2. Brokerage firm merged in early February and I didn't realize the transactions I downloaded didn't include those pre-merger. Oops. I did owe more taxes but not the fault of the software.
3. Rolled over a 401(k) into an IRA when I left the employer. The form I got form the employer left the "Taxable amount" box blank so that's how I completed it in TurboTax. The IRS computer decided it was ALL taxable. :facepalm: A polite letter made them go away.

I suspect that those places that advertise on TV about how they negotiated huge discounts for their clients from the original IRS demands were working with cases like #1 and #3.
 
I've received those IRS letters from time to time. Usually the solution was supplying them some detail I had omitted. The resolutions have always been fair and proper from my point of view. One time when it was a Turbotax error the IRS waived the penalty and I simply paid the correct additional tax.
 
How did they go back to 99? You are not supposed to be able to amend a return past 3 years...


The only way I know is that you never filed 99 which then still leaves that tax year open to file...


Not to take this too far off topic, but I thought it might be helpful/informative to respond to this comment.

There are a couple of scenarios that I know of where the IRS could audit a taxpayer beyond the 3 yr statute.

1- you are invested in a pass through entity that is under audit for an old year. The pass thru has granted waivers to the IRS to extend the statute to allow them time to complete the audit. When the audit is complete, the pass thru has to amend K-1s to all investors, who in turn have to report those changes to the IRS and state agencies. Your filing of the amended return would reopen the statute for just this item for a new 3 yr period.

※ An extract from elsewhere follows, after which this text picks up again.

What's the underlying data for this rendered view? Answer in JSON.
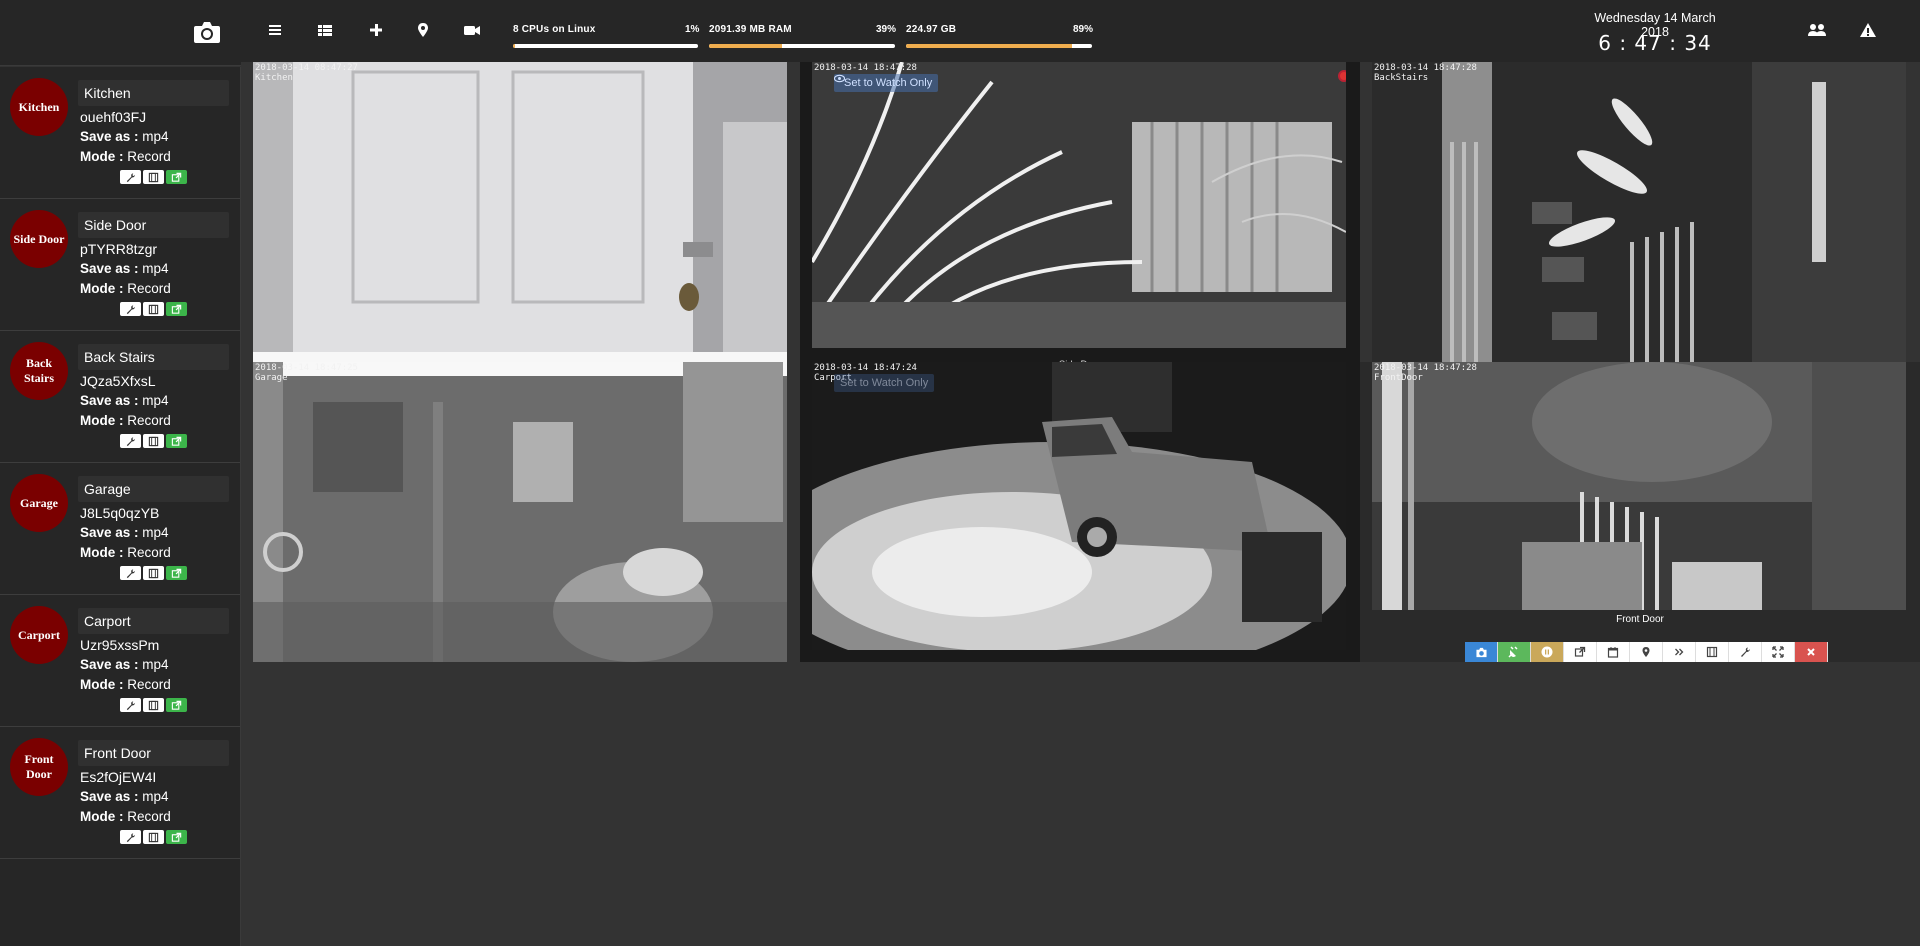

2- if you have carryover credits (or NOLs if you are a Corp) that were generated beyond 3 years ago, and are utilizing them in a current year this will open up that prior year return for audit for this item only. The statute of limitations on a carryover item doesn’t begin until the credit is utilized.

3-taxpayer is under audit within the 3 yr statute, but IRS is not able to complete the audit before the statute closes. The IRS will ask the taxpayer to sign a waiver to extend the statute for an agreed to period of time. You are not obligated to sign the waiver, but if you don’t they will assess based on their incomplete findings and it may not be in your favor.

4-as TexasProud stated, if you never filed a tax return, then the clock never starts and the IRS can come at anytime.
 
I was merely providing food for thought about an additional value received when one hires a professional to do ones taxes.

That seems like an odd statement........ Shouldn't one seek value whenever a professional is hired to do something for you? A carpenter, a CPA, an auto mechanic, a FA, whatever......

Deciding to hire a professional to do some task for you is dependent on your own skills, the benefit you gain from developing the expertise yourself, your own abilities, how much time and aggravation you may or may not save, etc., etc.

Why would the "hire a CPA" decision be any different that any other "hire a professional" decision?
 
I wonder if the CPA e-filed an earlier not-quite-i's-dotted and t's-crossed version (i.e., the wrong version) of the tax return, but then printed out the completed final version to give to the taxpayer. I have evil thoughts all the time.